Natural numbers- Numbers starting from 1 to infinity (without fractions or decimals)

i.e., Natural numbers= 1,2,3,4…

Whole numbers- Numbers starting from 0 to infinity (without fractions or decimals)

i.e., Whole numbers= 0,1,2,3…

Or, we can say that whole numbers have all the elements of natural numbers and zero.

Every natural number is a whole number; however, every whole number is not a natural number.

(ii) Every integer is a whole number.

Solution:

False

Integers- Integers are set of numbers that contain positive, negative and 0; excluding fractional and decimal numbers.

i.e., integers= {…-4,-3,-2,-1,0,1,2,3,4…}

Whole numbers- Numbers starting from 0 to infinity (without fractions or decimals)

i.e., Whole numbers= 0,1,2,3….

Hence, we can say that integers include whole numbers as well as negative numbers.

Every whole number is an integer; however, every integer is not a whole number.

(iii) Every rational number is a whole number.

Solution:

False

Rational numbers- All numbers in the form p/q, where p and q are integers and q≠0.

i.e., Rational numbers = 0, 19/30 , 2, 9/-3, -12/7…

Whole numbers- Numbers starting from 0 to infinity (without fractions or decimals)

i.e., Whole numbers= 0,1,2,3….

Hence, we can say that integers include whole numbers as well as negative numbers.

All whole numbers are rational, however, all rational numbers are not whole numbers.

 

Ex 1.2

Question 1.
State whether the following statements are true or false. Justify your answers.
(i) Every irrational number is a real number.
(ii) Every point on the number line is of the form √m , where m is a natural number.
(iii) Every real number is an irrational number.
Solution:
(i) True
Because all rational numbers and all irrational numbers form the group (collection) of real numbers.
(ii) False
Because negative numbers cannot be the square root of any natural number.
(iii) False
Because rational numbers are also a part of real numbers.

Question 2.
Are the square roots of all positive integers irrational? If not, give an example of the square root of a number that is a rational number.
Solution:
No, if we take a positive integer, say 9, its square root is 3, which is a rational number.

Question 3.
Show how √5 can be represented on the number line.
Solution:
Draw a number line and take point O and A on it such that OA = 1 unit. Draw BA ⊥ OA as BA = 1 unit. Join OB = √2 units.
Now draw BB1 ⊥ OB such that BB1 =1 unit. Join OB1 = √3 units.
Next, draw B1B2⊥ OB1such that B1B2 = 1 unit.
Join OB2 = units.
Again draw B2B3 ⊥OB2 such that B2B3 = 1 unit.
Join OB3 = √5 units.

Take O as centre and OB3 as radius, draw an arc which cuts the number line at D.
Point D
represents √5 on the number line.

 

 Ex 1.3

Question 1.
Write the following in decimal form and say what kind of decimal expansion each has

Solution:
(i) We have,  = 0.36
Thus, the decimal expansion of  is terminating.

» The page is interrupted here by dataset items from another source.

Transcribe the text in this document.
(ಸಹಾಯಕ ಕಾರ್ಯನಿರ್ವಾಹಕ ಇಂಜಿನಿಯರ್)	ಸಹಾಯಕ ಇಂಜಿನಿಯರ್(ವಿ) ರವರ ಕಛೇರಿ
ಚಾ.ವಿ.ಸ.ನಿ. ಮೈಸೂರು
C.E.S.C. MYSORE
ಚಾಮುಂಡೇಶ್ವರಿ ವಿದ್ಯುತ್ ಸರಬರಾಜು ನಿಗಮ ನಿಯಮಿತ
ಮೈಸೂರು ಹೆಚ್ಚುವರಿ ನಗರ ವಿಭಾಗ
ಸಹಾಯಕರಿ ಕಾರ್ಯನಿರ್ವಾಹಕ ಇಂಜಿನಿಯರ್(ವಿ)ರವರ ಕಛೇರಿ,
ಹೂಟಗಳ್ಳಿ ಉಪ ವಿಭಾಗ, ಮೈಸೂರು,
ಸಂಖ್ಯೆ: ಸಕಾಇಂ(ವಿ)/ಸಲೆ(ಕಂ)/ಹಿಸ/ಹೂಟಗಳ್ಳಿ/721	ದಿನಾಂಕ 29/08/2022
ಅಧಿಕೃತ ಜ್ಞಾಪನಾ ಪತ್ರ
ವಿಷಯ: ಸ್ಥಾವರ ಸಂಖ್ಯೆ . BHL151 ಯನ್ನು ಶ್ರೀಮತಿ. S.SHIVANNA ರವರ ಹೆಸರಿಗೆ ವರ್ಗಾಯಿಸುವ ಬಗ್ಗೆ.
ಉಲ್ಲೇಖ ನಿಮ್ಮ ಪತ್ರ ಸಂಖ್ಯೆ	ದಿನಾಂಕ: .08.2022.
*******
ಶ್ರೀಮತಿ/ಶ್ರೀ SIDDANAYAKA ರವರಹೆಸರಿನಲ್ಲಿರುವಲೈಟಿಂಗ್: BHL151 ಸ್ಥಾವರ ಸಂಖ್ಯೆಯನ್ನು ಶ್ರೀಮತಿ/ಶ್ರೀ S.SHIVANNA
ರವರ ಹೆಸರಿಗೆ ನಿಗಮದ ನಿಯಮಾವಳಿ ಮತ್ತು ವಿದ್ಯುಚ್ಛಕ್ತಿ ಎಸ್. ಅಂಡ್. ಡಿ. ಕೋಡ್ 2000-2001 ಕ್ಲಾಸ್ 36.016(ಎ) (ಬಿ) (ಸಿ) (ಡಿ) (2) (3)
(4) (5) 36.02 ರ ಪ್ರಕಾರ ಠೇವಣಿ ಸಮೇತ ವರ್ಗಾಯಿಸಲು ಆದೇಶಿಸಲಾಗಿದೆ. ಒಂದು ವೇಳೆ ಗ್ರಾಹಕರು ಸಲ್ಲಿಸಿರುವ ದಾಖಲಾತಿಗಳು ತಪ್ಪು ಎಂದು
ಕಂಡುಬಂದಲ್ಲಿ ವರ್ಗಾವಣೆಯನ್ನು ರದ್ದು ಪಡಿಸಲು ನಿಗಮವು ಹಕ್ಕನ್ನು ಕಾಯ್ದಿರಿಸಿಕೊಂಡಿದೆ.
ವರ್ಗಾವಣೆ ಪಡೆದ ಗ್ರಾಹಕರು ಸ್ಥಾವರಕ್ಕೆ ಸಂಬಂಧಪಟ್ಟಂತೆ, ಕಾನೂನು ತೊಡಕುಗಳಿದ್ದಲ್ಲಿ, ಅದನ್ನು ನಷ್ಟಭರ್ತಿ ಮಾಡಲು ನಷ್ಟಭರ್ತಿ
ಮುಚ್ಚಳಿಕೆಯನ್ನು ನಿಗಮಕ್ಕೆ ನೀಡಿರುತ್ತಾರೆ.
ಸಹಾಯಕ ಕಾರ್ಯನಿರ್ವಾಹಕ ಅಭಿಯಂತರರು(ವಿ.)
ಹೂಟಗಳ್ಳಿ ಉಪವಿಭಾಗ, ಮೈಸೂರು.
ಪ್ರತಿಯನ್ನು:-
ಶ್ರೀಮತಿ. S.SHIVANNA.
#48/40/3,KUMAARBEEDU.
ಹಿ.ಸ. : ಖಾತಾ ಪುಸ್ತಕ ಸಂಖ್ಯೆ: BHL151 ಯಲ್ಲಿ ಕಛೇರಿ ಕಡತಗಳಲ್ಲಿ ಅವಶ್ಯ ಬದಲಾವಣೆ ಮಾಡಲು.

(ii) Dividing 1 by 11, we have

Thus, the decimal expansion of 1/11 is non-terminating repeating.

 

(iii)4

Dividing 33 by 8, we get

Thus, it is terminating.

 

(iv) Dividing 3 by 13, we get

 

Thus, it is non-terminating repeating.

 

(v) Dividing 2 by 11, we get

Thus, it is non-terminating repeating.

 

(vi) Dividing 329 by 400, we get

Thus, it is terminating repeating.

2. You know that 1/7 = 0.142857. Can you predict what the decimal expansions of 2/7, 3/7, 4/7, 5/7, 6/7 are, without actually doing the long division? If so, how?

[Hint: Study the remainders while finding the value of 1/7 carefully.]

Solution:

3. Express the following in the form p/q, where p and q are integers and q 0

(i)

Solution:

Assume that  x = 0.666…

Then,10x = 6.666…

10x = 6 + x

9x = 6

x = 2/3

(ii) 0.4overline{{7}}

Solution:

Assume that x = 0.777…

Then, 10x = 7.777…

10x = 7 + x

x = 7/9

(iii)  0.overline{001}

Solution:

Assume that  x = 0.001001…

Then, 1000x = 1.001001…

1000x = 1 + x

999x = 1

x = 1/999

4. Express 0.99999…. in the form p/q . Are you surprised by your answer? With your teacher and classmates discuss why the answer makes sense.

Solution:

Assume that x = 0.9999…..Eq (a)

Multiplying both sides by 10,

10x = 9.9999…. Eq. (b)

Eq.(b) – Eq.(a), we get

(10x = 9.9999)-(x = 0.9999…)

9x = 9

x = 1

The difference between 1 and 0.999999 is 0.000001 which is negligible.

Hence, we can conclude that, 0.999 is too much near 1, therefore, 1 as the answer can be justified.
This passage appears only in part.